I've been doing some work with SQL Service Broker lately and I thought I could speak about my experience with it. I was interested in the possibility of using NServiceBus or any other popular implementation of a Enterprise Service Bus in .NET (MassTransit, RhinoServiceBus) with an underlying transport different from Msmq and I thought SQL Service Broker could be a good candidate for the replacement.This implementation exercise shouldn't be a very complicated task taking into account the great deal of extensibility of a framework like NServiceBus (you just need to implement an interface called ITransport to start using your own transport layer along with the bus), but unfortunately up to this point of time there is no API implementation for Service Broker in .NET framework so things get a bit trickier. Actually, while dealing with the implementation of a custom API for Service Broker I've hit some limitations/design decisions which, in my opinion, make SQL Broker not the best option for the transport layer of an Enterprise Service Bus framework.
So what's the big deal? Actually, I read in msdn forums that SQL broker team wants to discourage the use of distributed transactions because of their performance hit. Besides, you might argue that you can get by without DT keeping all the work related to the message handling in the same database and so there is no need for enlistment. I'm afraid this covers some scenarios but it falls short in others, you have to bear in mind that:
- Not every transactional resource is a SQL Server instance, it doesn't even need to be a SQL engine at all
- Even if all your transactional resources are SQL Server instance because of scalability you might have to keep queues in a different instance from where your mainstream/business data is.
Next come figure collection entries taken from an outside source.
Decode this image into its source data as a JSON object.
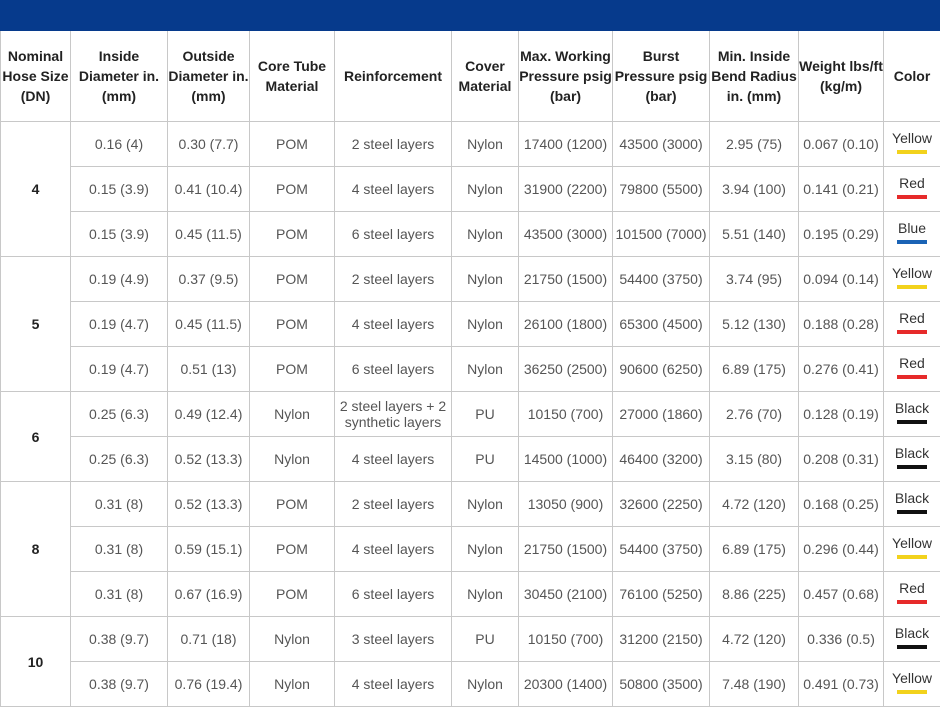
{
  "headers": [
    "Nominal Hose Size (DN)",
    "Inside Diameter in. (mm)",
    "Outside Diameter in. (mm)",
    "Core Tube Material",
    "Reinforcement",
    "Cover Material",
    "Max. Working Pressure psig (bar)",
    "Burst Pressure psig (bar)",
    "Min. Inside Bend Radius in. (mm)",
    "Weight lbs/ft (kg/m)",
    "Color"
  ],
  "groups": [
    {
      "dn": "4",
      "rows": [
        {
          "id": "0.16 (4)",
          "od": "0.30 (7.7)",
          "core": "POM",
          "reinf": "2 steel layers",
          "cover": "Nylon",
          "mwp": "17400 (1200)",
          "burst": "43500 (3000)",
          "bend": "2.95 (75)",
          "weight": "0.067 (0.10)",
          "color": "Yellow",
          "hex": "#f2d21c"
        },
        {
          "id": "0.15 (3.9)",
          "od": "0.41 (10.4)",
          "core": "POM",
          "reinf": "4 steel layers",
          "cover": "Nylon",
          "mwp": "31900 (2200)",
          "burst": "79800 (5500)",
          "bend": "3.94 (100)",
          "weight": "0.141 (0.21)",
          "color": "Red",
          "hex": "#e62a2a"
        },
        {
          "id": "0.15 (3.9)",
          "od": "0.45 (11.5)",
          "core": "POM",
          "reinf": "6 steel layers",
          "cover": "Nylon",
          "mwp": "43500 (3000)",
          "burst": "101500 (7000)",
          "bend": "5.51 (140)",
          "weight": "0.195 (0.29)",
          "color": "Blue",
          "hex": "#1a63b5"
        }
      ]
    },
    {
      "dn": "5",
      "rows": [
        {
          "id": "0.19 (4.9)",
          "od": "0.37 (9.5)",
          "core": "POM",
          "reinf": "2 steel layers",
          "cover": "Nylon",
          "mwp": "21750 (1500)",
          "burst": "54400 (3750)",
          "bend": "3.74 (95)",
          "weight": "0.094 (0.14)",
          "color": "Yellow",
          "hex": "#f2d21c"
        },
        {
          "id": "0.19 (4.7)",
          "od": "0.45 (11.5)",
          "core": "POM",
          "reinf": "4 steel layers",
          "cover": "Nylon",
          "mwp": "26100 (1800)",
          "burst": "65300 (4500)",
          "bend": "5.12 (130)",
          "weight": "0.188 (0.28)",
          "color": "Red",
          "hex": "#e62a2a"
        },
        {
          "id": "0.19 (4.7)",
          "od": "0.51 (13)",
          "core": "POM",
          "reinf": "6 steel layers",
          "cover": "Nylon",
          "mwp": "36250 (2500)",
          "burst": "90600 (6250)",
          "bend": "6.89 (175)",
          "weight": "0.276 (0.41)",
          "color": "Red",
          "hex": "#e62a2a"
        }
      ]
    },
    {
      "dn": "6",
      "rows": [
        {
          "id": "0.25 (6.3)",
          "od": "0.49 (12.4)",
          "core": "Nylon",
          "reinf": "2 steel layers + 2 synthetic layers",
          "cover": "PU",
          "mwp": "10150 (700)",
          "burst": "27000 (1860)",
          "bend": "2.76 (70)",
          "weight": "0.128 (0.19)",
          "color": "Black",
          "hex": "#111111"
        },
        {
          "id": "0.25 (6.3)",
          "od": "0.52 (13.3)",
          "core": "Nylon",
          "reinf": "4 steel layers",
          "cover": "PU",
          "mwp": "14500 (1000)",
          "burst": "46400 (3200)",
          "bend": "3.15 (80)",
          "weight": "0.208 (0.31)",
          "color": "Black",
          "hex": "#111111"
        }
      ]
    },
    {
      "dn": "8",
      "rows": [
        {
          "id": "0.31 (8)",
          "od": "0.52 (13.3)",
          "core": "POM",
          "reinf": "2 steel layers",
          "cover": "Nylon",
          "mwp": "13050 (900)",
          "burst": "32600 (2250)",
          "bend": "4.72 (120)",
          "weight": "0.168 (0.25)",
          "color": "Black",
          "hex": "#111111"
        },
        {
          "id": "0.31 (8)",
          "od": "0.59 (15.1)",
          "core": "POM",
          "reinf": "4 steel layers",
          "cover": "Nylon",
          "mwp": "21750 (1500)",
          "burst": "54400 (3750)",
          "bend": "6.89 (175)",
          "weight": "0.296 (0.44)",
          "color": "Yellow",
          "hex": "#f2d21c"
        },
        {
          "id": "0.31 (8)",
          "od": "0.67 (16.9)",
          "core": "POM",
          "reinf": "6 steel layers",
          "cover": "Nylon",
          "mwp": "30450 (2100)",
          "burst": "76100 (5250)",
          "bend": "8.86 (225)",
          "weight": "0.457 (0.68)",
          "color": "Red",
          "hex": "#e62a2a"
        }
      ]
    },
    {
      "dn": "10",
      "rows": [
        {
          "id": "0.38 (9.7)",
          "od": "0.71 (18)",
          "core": "Nylon",
          "reinf": "3 steel layers",
          "cover": "PU",
          "mwp": "10150 (700)",
          "burst": "31200 (2150)",
          "bend": "4.72 (120)",
          "weight": "0.336 (0.5)",
          "color": "Black",
          "hex": "#111111"
        },
        {
          "id": "0.38 (9.7)",
          "od": "0.76 (19.4)",
          "core": "Nylon",
          "reinf": "4 steel layers",
          "cover": "Nylon",
          "mwp": "20300 (1400)",
          "burst": "50800 (3500)",
          "bend": "7.48 (190)",
          "weight": "0.491 (0.73)",
          "color": "Yellow",
          "hex": "#f2d21c"
        }
      ]
    }
  ],
  "theme": {
    "topbar": "#063a8c",
    "border": "#c8c8c8"
  }
}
- Regarding security you might have to use different sql user accounts to handle messages and handle application data
For all these scenarios distributed transactions are needed to provide reliable message handling and avoid situations like repeated or lost messages...Can you imagine a bank system where messages that increase/decrease account balance could be handled twice or not handled at all?
There is an alternative provided by SQL Broker that could help to get around this limitation (apart from polling) called External Activation which in few words is sort of a SQL trigger where custom logic can be placed to be executed upon messages arrival to a queue. Then the trick is to use a second queue to store notifications of new coming messages so the consumer application reads and waits from this event queue out of transaction and when a new message arrives it doesn't need to use WAITFOR to go to the main queue to receive the real message within a transaction. I think that this overcomplicates things as you have to handle two queues for what you could do with one and you have to make sure that both queues stay in sync so for example you don't face situations where there are messages outstanding in the main queue and available consumers to handle them but the messages don't get served because the event queue is empty.
Poison messages handling
An aspect that has to be always taken into account while developing a messaging solutions is the poison messages handling and the replayable message strategy. A valid strategy would be that, on the event of error during message handling, retry up to n times and after it goes over the limit the message can be sent to a dead/error message queue.
But what do we do when there is an error while handling the message, for example an external subsystem needed for processing the message is down for some time? A straight forward answer would be to rollback the current transaction so all inconsistent business work would be undone and the current message would come back to the queue so it could be handled again later when maybe the subsystem would come back (you can keep counters at message level for the retries to identify poison messages).Well this strategy clashes with the way SQL Service Broker deals with poison messages: A queue is disabled upon 5 consecutive times transaction rollbacks when RECEIVE is used... Once the queue is disabled it cannot be used for processing until an user with administrator right enables it back. This automatic poison message detection it's not message bound, it can't be disabled and the number of consecutive times can't even be changed!
To sum up, on one hand we should always try to commit the transaction to avoid this behavior to be triggered but on the other hand we don't want to leave our business data in a inconsistent state, which leads us to split up the transaction in two: one for the message and the other for the business logic; pretty much we are back to square one with the risk of repeated/lost messages...
There are a couple of ways around that behavior though, one of them is another sort of a trigger where custom logic can be placed to be executed upon queue disabled event. The other one is to follow the strategy explained here, which in few words consists of creating a transaction savepoint (bye bye distributed transaction again) before receive is executed and rollback from that transaction savepoint in case of error, so technically the receive statement is not rollbacked.
Wrapping upDespite the issues above, I think that this has been a good experience as I have got to know better SQL Broker and I've had the chance to dig a bit into NServiceBus internals and understand a bit more how it works under the hood.
The general idea that I get of SQL Broker is that it can be a good solution in an applications where the message handling business logic is included in the database, but for .NET applications I'd rather go for MSMQ queues which, on top of providing an API implementation in .NET framework, don't suffer from the problems that I've talked about.
I'm no expert in SQL Broker though, so if I'm missing something, don't hesitate to say it, I'll appreciate it!